Qatar 2022 organisers slam latest ITUC report as incorrect and a smear campaign

construction in Qatar

By Andrew Warshaw
March 17 – Qatar’s World Cup organisers, buffeted by constant attacks about the country’s human rights record, have gone on the offensive by branding the latest report into the mistreatment of workers as a smear campaign “riddled with factual errors”.

The Gulf state has been under mounting pressure to improve the living conditions of migrant workers building the infrastructure for 2022 and to reform the antiquated kafala system of tied employment.

Until now, 2022 officials have been relatively restrained when it comes to reacting to criticism, acknowledging workers’ rights shortcomings and insisting improvements will be put in place.

But with FIFA’s executive committee addressing the highly sensitive issue at a key meeting later this week, Qatar have been quick to respond to a new survey by the International Trade Union Confederation.
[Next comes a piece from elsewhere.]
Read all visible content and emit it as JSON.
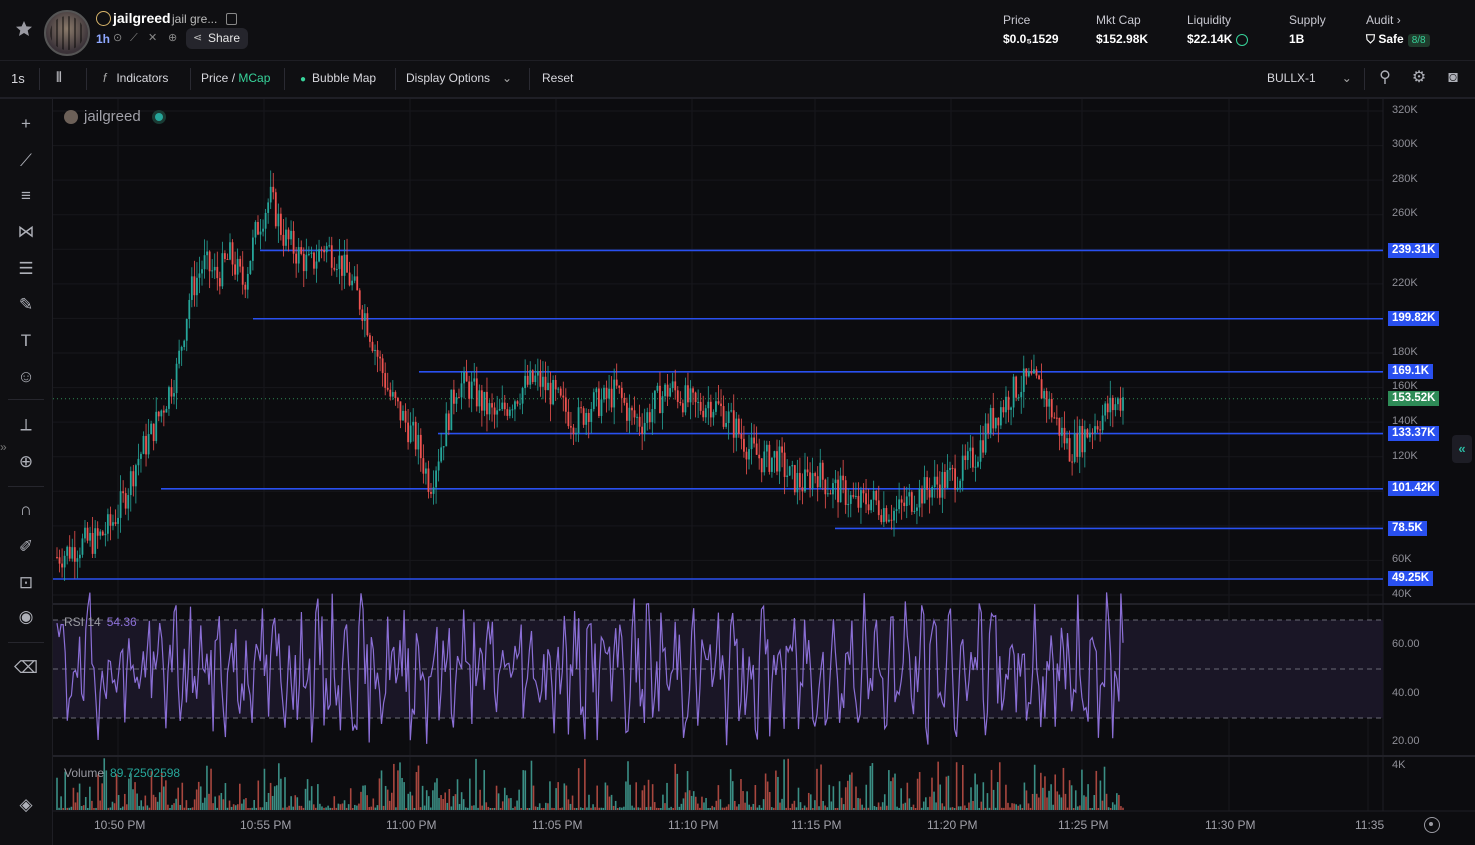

The ITUC said its general secretary, Sharan Burrow, found during a recent site visit to Al-Wakrah, Qatar’s first World Cup venue being constructed, that “38 World Cup workers from India, Nepal and Thailand (are) living in squalor with mattresses on the floor in makeshift rooms underneath the bleachers or stadium seats.”

“Qatar is a government which takes no responsibility for workers, and its response to public criticism is focused on public relations,” Burrow added.

But in a hard-hitting response, Qatar’s Supreme Committee for Delivery and Legacy said the ITUC report was factually inaccurate and was a deliberate attempt to “discredit the positive work” that is being done.

The committee acknowledged the “far-reaching and extremely complex” challenges but attacked an entire section of the ITUC report as being “littered with factual errors.”

The Qataris claim the ITUC report referred to accommodation not being used by construction workers, adding that they were in fact being housed in refurbished accommodation which the ITUC never visited or requested to do so.

Qatar in February published a detailed set of guidelines aimed at protecting the rights of thousands of expatriate workers employed on its construction projects. The same month, the Indian embassy in Doha was reported as saying 450 of its nationals had died in almost two years in Qatar whilst an official at the Nepalese embassy told AFP in January that 191 deaths had been registered in 2013, many of them from “unnatural” heart failure.

But World Cup organisers said significant measures were being adopted to meet international employment standards and denounced the ITUC’s anti-Qatar agenda.

“Our Workers’ Welfare Standards clearly regulate working and living conditions and are being implemented on our first stadium and accommodation sites… Since January 2014, the Supreme Committee’s Workers’ Welfare Committee has conducted three successful inspections to enforce and monitor this implementation,” their statement said.

“The International Trade Union Confederation’s statement that our standards have no credible enforcement mechanism is hence both incorrect and misleading.

“We know that there are issues. While this process of change is not something that can be achieved overnight, we have the will and the commitment to see it through.”